Børge Andersen

Personal information
- Born: 19 March 1934
- Died: 8 February 1993 (aged 58)

Chess career
- Country: Denmark
- Title: International Master (1964)

= Børge Andersen (chess player) =

Danish chess player (1934–1993)

Børge Andersen (19 March 1934 — 8 February 1993) was a Danish chess International Master (IM) (1964), four-times Danish Chess Championship winner (1958, 1967, 1968, 1973).

==Biography==
From the mid-1950s to the mid-1970s, Børge Andersen was one of the leading Danish chess players.
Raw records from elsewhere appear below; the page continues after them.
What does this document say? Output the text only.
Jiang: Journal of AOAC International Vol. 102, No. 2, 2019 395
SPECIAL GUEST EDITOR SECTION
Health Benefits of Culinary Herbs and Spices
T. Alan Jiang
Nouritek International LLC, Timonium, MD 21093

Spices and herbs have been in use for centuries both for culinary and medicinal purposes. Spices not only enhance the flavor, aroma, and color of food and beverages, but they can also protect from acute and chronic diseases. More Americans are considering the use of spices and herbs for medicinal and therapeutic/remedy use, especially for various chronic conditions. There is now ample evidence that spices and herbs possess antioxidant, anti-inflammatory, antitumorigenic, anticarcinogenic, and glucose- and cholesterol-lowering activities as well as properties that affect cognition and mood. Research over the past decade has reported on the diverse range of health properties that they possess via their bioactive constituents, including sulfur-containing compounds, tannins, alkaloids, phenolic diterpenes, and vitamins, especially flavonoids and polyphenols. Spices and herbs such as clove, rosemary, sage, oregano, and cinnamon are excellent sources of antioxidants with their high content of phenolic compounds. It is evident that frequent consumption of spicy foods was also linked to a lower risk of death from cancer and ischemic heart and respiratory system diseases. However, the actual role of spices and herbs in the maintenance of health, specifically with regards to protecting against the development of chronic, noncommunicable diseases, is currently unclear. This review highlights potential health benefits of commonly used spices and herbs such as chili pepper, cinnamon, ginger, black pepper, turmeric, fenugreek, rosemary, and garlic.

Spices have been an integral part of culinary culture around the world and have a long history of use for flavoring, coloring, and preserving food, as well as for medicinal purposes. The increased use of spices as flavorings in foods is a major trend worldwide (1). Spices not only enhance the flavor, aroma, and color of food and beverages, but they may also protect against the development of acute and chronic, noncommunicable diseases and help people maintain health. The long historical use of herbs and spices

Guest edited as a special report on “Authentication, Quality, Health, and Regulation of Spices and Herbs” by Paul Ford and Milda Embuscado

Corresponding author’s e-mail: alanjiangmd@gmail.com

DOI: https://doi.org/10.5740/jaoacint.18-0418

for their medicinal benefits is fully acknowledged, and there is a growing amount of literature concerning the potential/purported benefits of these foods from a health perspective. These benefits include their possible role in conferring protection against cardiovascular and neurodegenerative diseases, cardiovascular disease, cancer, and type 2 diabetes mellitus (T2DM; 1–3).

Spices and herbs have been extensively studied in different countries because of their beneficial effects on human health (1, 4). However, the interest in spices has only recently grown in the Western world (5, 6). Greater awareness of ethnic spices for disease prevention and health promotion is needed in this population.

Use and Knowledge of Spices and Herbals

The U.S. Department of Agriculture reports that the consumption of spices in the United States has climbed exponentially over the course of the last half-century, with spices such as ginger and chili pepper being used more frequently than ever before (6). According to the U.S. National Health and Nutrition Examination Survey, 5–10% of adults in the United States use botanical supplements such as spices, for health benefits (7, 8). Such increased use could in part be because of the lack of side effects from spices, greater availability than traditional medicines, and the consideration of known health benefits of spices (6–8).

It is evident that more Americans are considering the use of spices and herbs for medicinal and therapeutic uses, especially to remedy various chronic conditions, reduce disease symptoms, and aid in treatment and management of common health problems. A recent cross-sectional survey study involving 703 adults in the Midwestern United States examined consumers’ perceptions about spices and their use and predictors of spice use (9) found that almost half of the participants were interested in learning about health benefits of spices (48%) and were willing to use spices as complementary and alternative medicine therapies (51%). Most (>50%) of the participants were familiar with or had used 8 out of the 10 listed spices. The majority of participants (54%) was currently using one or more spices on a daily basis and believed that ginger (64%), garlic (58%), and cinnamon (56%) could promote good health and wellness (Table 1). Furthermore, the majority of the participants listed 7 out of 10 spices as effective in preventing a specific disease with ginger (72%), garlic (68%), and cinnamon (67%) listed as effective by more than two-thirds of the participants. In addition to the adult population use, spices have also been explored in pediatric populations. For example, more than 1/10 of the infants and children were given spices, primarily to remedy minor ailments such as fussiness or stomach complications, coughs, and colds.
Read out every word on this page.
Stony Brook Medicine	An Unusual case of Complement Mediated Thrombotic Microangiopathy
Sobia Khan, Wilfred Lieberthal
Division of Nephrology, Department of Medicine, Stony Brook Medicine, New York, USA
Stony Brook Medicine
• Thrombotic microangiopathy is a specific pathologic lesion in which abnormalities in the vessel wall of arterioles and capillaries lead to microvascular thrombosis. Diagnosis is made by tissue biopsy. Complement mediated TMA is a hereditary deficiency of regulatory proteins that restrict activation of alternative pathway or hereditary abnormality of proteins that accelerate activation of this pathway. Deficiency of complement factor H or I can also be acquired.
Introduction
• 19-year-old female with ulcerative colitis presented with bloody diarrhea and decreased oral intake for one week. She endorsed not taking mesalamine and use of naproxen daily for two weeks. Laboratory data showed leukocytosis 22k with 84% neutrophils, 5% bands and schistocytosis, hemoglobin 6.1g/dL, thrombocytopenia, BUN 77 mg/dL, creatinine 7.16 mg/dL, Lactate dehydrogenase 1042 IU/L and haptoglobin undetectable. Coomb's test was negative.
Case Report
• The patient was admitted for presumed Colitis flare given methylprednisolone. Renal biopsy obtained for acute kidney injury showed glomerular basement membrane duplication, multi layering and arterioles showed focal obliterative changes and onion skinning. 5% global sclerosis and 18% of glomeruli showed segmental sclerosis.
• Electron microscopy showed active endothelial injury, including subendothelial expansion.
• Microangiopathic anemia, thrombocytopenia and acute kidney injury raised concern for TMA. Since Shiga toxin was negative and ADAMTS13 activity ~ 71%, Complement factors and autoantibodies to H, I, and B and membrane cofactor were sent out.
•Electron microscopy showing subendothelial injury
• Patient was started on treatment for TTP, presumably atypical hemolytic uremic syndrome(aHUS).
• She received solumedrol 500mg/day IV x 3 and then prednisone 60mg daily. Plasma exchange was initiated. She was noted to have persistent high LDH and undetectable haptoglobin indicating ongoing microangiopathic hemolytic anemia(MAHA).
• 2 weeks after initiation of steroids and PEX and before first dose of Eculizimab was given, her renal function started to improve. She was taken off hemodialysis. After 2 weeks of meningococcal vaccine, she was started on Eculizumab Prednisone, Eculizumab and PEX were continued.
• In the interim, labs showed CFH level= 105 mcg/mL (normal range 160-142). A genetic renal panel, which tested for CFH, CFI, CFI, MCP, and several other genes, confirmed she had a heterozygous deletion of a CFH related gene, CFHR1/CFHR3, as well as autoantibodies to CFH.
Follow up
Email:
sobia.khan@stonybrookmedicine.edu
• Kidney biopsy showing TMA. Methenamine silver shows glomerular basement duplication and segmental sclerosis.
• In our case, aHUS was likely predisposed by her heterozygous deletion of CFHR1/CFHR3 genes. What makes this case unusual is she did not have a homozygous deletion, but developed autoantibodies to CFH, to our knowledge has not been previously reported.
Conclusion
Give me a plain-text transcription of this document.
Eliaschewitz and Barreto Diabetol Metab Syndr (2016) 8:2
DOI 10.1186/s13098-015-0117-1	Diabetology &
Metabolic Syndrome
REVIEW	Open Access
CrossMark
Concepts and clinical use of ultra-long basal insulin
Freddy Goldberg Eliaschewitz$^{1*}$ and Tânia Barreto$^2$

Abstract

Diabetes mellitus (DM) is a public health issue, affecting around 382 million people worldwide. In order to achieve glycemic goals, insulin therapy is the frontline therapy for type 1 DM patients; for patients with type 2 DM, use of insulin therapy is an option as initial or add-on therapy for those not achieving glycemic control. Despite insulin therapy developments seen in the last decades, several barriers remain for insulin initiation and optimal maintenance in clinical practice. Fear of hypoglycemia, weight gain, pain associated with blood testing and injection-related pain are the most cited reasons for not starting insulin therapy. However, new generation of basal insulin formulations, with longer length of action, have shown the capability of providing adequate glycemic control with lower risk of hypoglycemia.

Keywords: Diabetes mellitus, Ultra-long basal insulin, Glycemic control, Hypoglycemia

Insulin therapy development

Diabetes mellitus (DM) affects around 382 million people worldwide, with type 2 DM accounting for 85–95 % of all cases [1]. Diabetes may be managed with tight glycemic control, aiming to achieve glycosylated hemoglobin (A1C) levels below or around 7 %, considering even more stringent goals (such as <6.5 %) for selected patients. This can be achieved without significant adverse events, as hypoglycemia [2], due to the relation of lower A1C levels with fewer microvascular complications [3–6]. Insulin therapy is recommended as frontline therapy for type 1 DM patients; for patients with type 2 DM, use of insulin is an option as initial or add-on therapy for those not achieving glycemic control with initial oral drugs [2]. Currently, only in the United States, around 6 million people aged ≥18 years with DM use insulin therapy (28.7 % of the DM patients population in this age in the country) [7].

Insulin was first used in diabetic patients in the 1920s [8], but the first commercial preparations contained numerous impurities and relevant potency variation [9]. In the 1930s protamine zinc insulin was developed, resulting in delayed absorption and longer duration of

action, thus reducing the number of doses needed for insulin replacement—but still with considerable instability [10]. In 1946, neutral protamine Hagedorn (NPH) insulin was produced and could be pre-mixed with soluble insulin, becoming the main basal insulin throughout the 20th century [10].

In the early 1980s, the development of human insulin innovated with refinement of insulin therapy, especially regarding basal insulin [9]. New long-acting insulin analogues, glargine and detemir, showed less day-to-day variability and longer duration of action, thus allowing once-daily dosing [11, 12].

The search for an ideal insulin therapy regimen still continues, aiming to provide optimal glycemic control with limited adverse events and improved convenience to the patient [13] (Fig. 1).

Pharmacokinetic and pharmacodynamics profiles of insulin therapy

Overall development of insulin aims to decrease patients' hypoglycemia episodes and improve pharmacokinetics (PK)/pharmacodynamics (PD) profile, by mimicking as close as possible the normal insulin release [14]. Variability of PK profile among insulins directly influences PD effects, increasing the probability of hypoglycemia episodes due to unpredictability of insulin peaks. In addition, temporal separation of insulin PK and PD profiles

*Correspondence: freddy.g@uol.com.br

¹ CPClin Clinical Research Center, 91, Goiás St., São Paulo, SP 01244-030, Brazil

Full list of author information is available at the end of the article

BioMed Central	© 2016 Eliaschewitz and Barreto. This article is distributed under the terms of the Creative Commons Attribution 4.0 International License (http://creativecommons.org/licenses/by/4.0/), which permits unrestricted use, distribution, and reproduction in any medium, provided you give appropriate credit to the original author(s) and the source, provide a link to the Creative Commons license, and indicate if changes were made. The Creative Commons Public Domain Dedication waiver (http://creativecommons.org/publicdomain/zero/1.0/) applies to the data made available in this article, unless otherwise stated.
He participated many times in the finals of Danish Chess Championships, four times (1958, 1967, 1968, 1973) winning gold and six times (1959, 1961, 1962, 1965, 1966, 1975) - silver medals.

Børge Andersen played for Denmark in the Chess Olympiads:
- In 1954, at second reserve board in the 11th Chess Olympiad in Amsterdam (+6, =2, -5),
- In 1958, at second board in the 13th Chess Olympiad in Munich (+6, =2, -6),
- In 1964, at first board in the 16th Chess Olympiad in Tel Aviv (+9, =4, -2),
- In 1966, at third board in the 17th Chess Olympiad in Havana (+6, =4, -5),
- In 1974, at first board in the 21st Chess Olympiad in Nice (+3, =7, -5).

Børge Andersen played for Denmark in the European Team Chess Championship preliminaries:
- In 1970, at first board in the 4th European Team Chess Championship preliminaries (+1, =1, -1),
- In 1973, at reserve board in the 5th European Team Chess Championship preliminaries (+1, =2, -0).

Børge Andersen played for Denmark in the World Student Team Chess Championship:
- In 1957, at third board in the 4th World Student Team Chess Championship in Reykjavík (+4, =2, -6).

Børge Andersen played for Denmark in the Clare Benedict Chess Cups:
- In 1973, at second board in the 20th Clare Benedict Chess Cup in Gstaad (+2, =1, -3) and won team bronze medal.

Børge Andersen participated in several international tournaments, including in Dresden (1956), Copenhagen (1960, memorial of Aron Nimzowitsch, and 1965), Krems an der Donau (1967), Büsum (1968), Nordic Chess Championship (1973) and Gstaad (1973), but not achieving significant successes. In 1964, he was awarded the FIDE International Master (IM) title. In 1975, Børge Andersen finished his chess career.